Um wettbewerbsfähig zu bleiben, will Mahr die Produktion von Helios-Preisser nach China und Tschechien verlagern. Betriebsrat und Gewerkschaft reagieren fassungslos. „Schwäbische Wertarbeit ist plötzlich nichts mehr wert“, heißt es in der Mitteilung an die „Schwäbische Zeitung“. An motivierten, loyalen und qualifizierten Mitarbeitern werde nicht mehr festgehalten. „Anstatt am Standort Deutschland festzuhalten, in neue Technologien zu investieren und Mitarbeiter weiter zu qualifizieren, soll billiger im Ausland produziert werden.“
Laut Mitteilung der Gewerkschaft zeichnet sich Helios-Preisser durch „eine gute Auslastung, schwarze Zahlen und langjährige, erfahrene Beschäftigte“aus. 2019 sei HeliosPreisser von der Mahr-Gruppe aufgekauft worden – keinem chinesischen, sondern „ausgerechnet“einem schwäbischen Familienunternehmen, das Schwerpunkte auf die Entwicklung, die Fertigung und den Vertrieb von Fertigungsmesstechnik legt. „Den Mitarbeitern wurde damals versichert, dass es in Gammertingen keine Änderungen geben wird und ihre Arbeitsplätze sicher sind.“
Stephan Gais kontert, hält die Lage dann doch nicht für so rosig wie beschrieben. „Wir haben Werke in Göttingen, China, Tschechien und den USA“, sagt er. „Im Vergleich liegt Gammertingen wettbewerbsmäßig nicht auf Platz eins.“Den Standort zu erhalten liege trotzdem auch in seinem Interesse. „Wir kaufen ihn ja nicht, um ihn zuzumachen“, sagt der Mahr-Geschäftsführer. „Aber die Welt hat sich nunmal verändert.“
Gais betont, dass sowohl die Marke als auch die Firma Helios-Preisser in Gammertingen erhalten bleiben sollen. „Offen ist, in welcher Dimension“, sagt er. „Wir sind noch mitten in diesem Prozess.
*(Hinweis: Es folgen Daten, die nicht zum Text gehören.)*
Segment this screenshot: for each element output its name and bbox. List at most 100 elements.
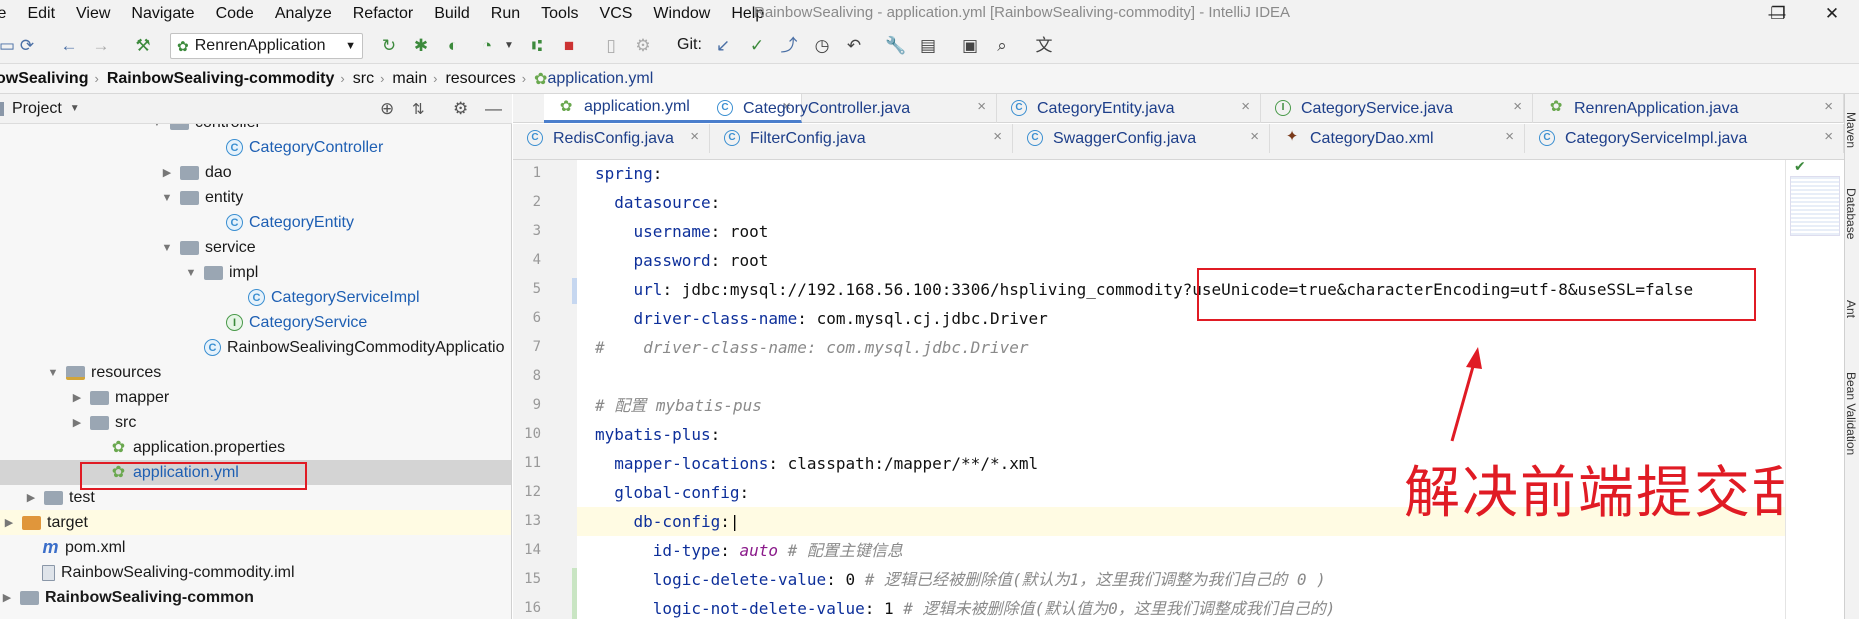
code-editor[interactable]: spring: datasource: username: root passw… [577, 160, 1785, 619]
breadcrumb-item[interactable]: application.yml [547, 70, 659, 88]
menu-item[interactable]: Window [653, 5, 719, 23]
menu-item[interactable]: Build [434, 5, 479, 23]
editor-tab[interactable]: ✦ CategoryDao.xml × [1270, 124, 1525, 153]
collapse-icon[interactable]: ⇅ [412, 100, 425, 118]
git-commit-icon[interactable]: ✓ [746, 35, 768, 57]
profile-dropdown-icon[interactable]: ▼ [498, 35, 520, 57]
tree-item[interactable]: m pom.xml [0, 535, 511, 560]
menu-item[interactable]: Analyze [275, 5, 341, 23]
expanded-arrow-icon[interactable]: ▼ [160, 242, 174, 254]
code-line[interactable]: mapper-locations: classpath:/mapper/**/*… [595, 449, 1038, 478]
editor-tab[interactable]: C SwaggerConfig.java × [1013, 124, 1270, 153]
terminal-icon[interactable]: ▣ [959, 35, 981, 57]
restore-button[interactable]: ❐ [1751, 0, 1805, 28]
close-tab-icon[interactable]: × [1824, 128, 1833, 145]
tree-item[interactable]: C CategoryController [0, 135, 511, 160]
code-line[interactable]: password: root [595, 246, 769, 275]
editor-tab[interactable]: C RedisConfig.java × [513, 124, 710, 153]
close-tab-icon[interactable]: × [1505, 128, 1514, 145]
project-panel-title[interactable]: Project [12, 100, 62, 118]
code-line[interactable]: logic-not-delete-value: 1 # 逻辑未被删除值(默认值为… [595, 594, 1336, 619]
breadcrumb-item[interactable]: owSealiving [0, 70, 94, 88]
expanded-arrow-icon[interactable]: ▼ [184, 267, 198, 279]
tree-item[interactable]: ▼ impl [0, 260, 511, 285]
editor-tab[interactable]: C CategoryEntity.java × [997, 94, 1261, 123]
code-line[interactable]: id-type: auto # 配置主键信息 [595, 536, 903, 565]
tree-item[interactable]: I CategoryService [0, 310, 511, 335]
editor-tab[interactable]: C CategoryController.java × [703, 94, 997, 123]
tree-item[interactable]: ▼ entity [0, 185, 511, 210]
tree-item[interactable]: RainbowSealiving-commodity.iml [0, 560, 511, 585]
history-icon[interactable]: ◷ [811, 35, 833, 57]
menu-item[interactable]: Navigate [131, 5, 203, 23]
sync-icon[interactable]: ⟳ [16, 35, 38, 57]
profile-icon[interactable]: ◔ [476, 35, 498, 57]
structure-icon[interactable]: ▤ [917, 35, 939, 57]
code-line[interactable]: global-config: [595, 478, 749, 507]
project-structure-icon[interactable]: ▯ [600, 35, 622, 57]
menu-item[interactable]: Run [491, 5, 529, 23]
bean-validation-tool-tab[interactable]: Bean Validation [1844, 372, 1858, 455]
tree-item[interactable]: ▶ dao [0, 160, 511, 185]
code-line[interactable]: # driver-class-name: com.mysql.jdbc.Driv… [595, 333, 1028, 362]
debug-icon[interactable]: ✱ [410, 35, 432, 57]
code-line[interactable]: logic-delete-value: 0 # 逻辑已经被删除值(默认为1，这里… [595, 565, 1326, 594]
close-tab-icon[interactable]: × [993, 128, 1002, 145]
tree-item[interactable]: ▶ src [0, 410, 511, 435]
chevron-down-icon[interactable]: ▼ [70, 103, 80, 114]
close-button[interactable]: ✕ [1805, 0, 1859, 28]
tree-item[interactable]: ▼ service [0, 235, 511, 260]
breadcrumb-item[interactable]: src [353, 70, 380, 88]
tree-item[interactable]: ▶ RainbowSealiving-common [0, 585, 511, 610]
run-config-select[interactable]: ✿ RenrenApplication ▼ [170, 33, 363, 59]
tree-item[interactable]: C RainbowSealivingCommodityApplicatio [0, 335, 511, 360]
wrench-icon[interactable]: 🔧 [885, 35, 907, 57]
breadcrumb-item[interactable]: main [392, 70, 433, 88]
ant-tool-tab[interactable]: Ant [1844, 300, 1858, 318]
rerun-icon[interactable]: ↻ [378, 35, 400, 57]
breadcrumb-item[interactable]: resources [445, 70, 521, 88]
maven-tool-tab[interactable]: Maven [1844, 112, 1858, 148]
tree-item[interactable]: ▼ resources [0, 360, 511, 385]
menu-item[interactable]: Tools [541, 5, 587, 23]
expanded-arrow-icon[interactable]: ▼ [150, 124, 164, 129]
menu-item[interactable]: Code [216, 5, 263, 23]
tree-item[interactable]: ▼ controller [0, 124, 511, 135]
code-line[interactable]: datasource: [595, 188, 720, 217]
collapsed-arrow-icon[interactable]: ▶ [2, 516, 16, 529]
breadcrumb-item[interactable]: RainbowSealiving-commodity [107, 70, 341, 88]
close-tab-icon[interactable]: × [690, 128, 699, 145]
tree-item[interactable]: ▶ mapper [0, 385, 511, 410]
git-update-icon[interactable]: ↙ [712, 35, 734, 57]
editor-tab[interactable]: C FilterConfig.java × [710, 124, 1013, 153]
stop-icon[interactable]: ■ [558, 35, 580, 57]
menu-item[interactable]: Refactor [353, 5, 422, 23]
editor-tab[interactable]: C CategoryServiceImpl.java × [1525, 124, 1844, 153]
coverage-icon[interactable]: ◐ [442, 35, 464, 57]
tree-item[interactable]: C CategoryEntity [0, 210, 511, 235]
editor-tab[interactable]: I CategoryService.java × [1261, 94, 1533, 123]
settings-disabled-icon[interactable]: ⚙ [632, 35, 654, 57]
collapsed-arrow-icon[interactable]: ▶ [0, 591, 14, 604]
tree-item[interactable]: C CategoryServiceImpl [0, 285, 511, 310]
code-line[interactable]: mybatis-plus: [595, 420, 720, 449]
code-line[interactable]: # 配置 mybatis-pus [595, 391, 762, 420]
rollback-icon[interactable]: ↶ [843, 35, 865, 57]
database-tool-tab[interactable]: Database [1844, 188, 1858, 239]
hide-panel-icon[interactable]: — [485, 99, 502, 119]
collapsed-arrow-icon[interactable]: ▶ [160, 166, 174, 179]
menu-item[interactable]: le [0, 5, 15, 23]
translate-icon[interactable]: 文 [1033, 35, 1055, 57]
tree-item[interactable]: ▶ target [0, 510, 511, 535]
forward-icon[interactable]: → [90, 35, 112, 57]
expanded-arrow-icon[interactable]: ▼ [160, 192, 174, 204]
locate-icon[interactable]: ⊕ [380, 99, 394, 119]
code-line[interactable]: spring: [595, 159, 662, 188]
code-line[interactable]: username: root [595, 217, 769, 246]
menu-item[interactable]: VCS [600, 5, 642, 23]
close-tab-icon[interactable]: × [1824, 98, 1833, 115]
code-line[interactable]: driver-class-name: com.mysql.cj.jdbc.Dri… [595, 304, 1048, 333]
collapsed-arrow-icon[interactable]: ▶ [24, 491, 38, 504]
close-tab-icon[interactable]: × [1250, 128, 1259, 145]
minimap[interactable]: ✔ [1785, 158, 1844, 619]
Aber wir müssen uns jetzt anpassen, um wettbewerbsfähig zu bleiben – hoffentlich mit einer sozialverträglichen Lösung.“
Die IG Metall kündigt an, für den Standort zu kämpfen. Dass nur die Verwaltung bleiben soll, ist ihr zu wenig. „Ziel ist der Erhalt des Standorts mit sämtlichen Arbeitsplätzen“, sagt Gewerkschaftssekretärin Dorothea Ertl. „Wenn etwas passiert, dann mit Hand und Fuß und einem vernünftigen Konzept – aber nicht ohne Fertigung in Gammertingen.“
Der Betriebsratsvorsitzende Thomas Göckel kritisiert, dass die Arbeitnehmervertretung bislang „komplett übergangen“worden sei. „Wir stehen völlig unter Schock“, wird er in der Mitteilung der IG Metall zitiert. Auch diese fühlt sich vom angekündigten Stellenabbau überrumpelt. „Wir haben keine Informationen darüber, was im Detail geplant ist“, sagt Dorothea Ertl. Die Gewerkschaft wolle nun alle nötigen Unterlagen anfordern – und dem geplanten Stellenabbau dann mit eigenen Ideen entschieden entgegentreten.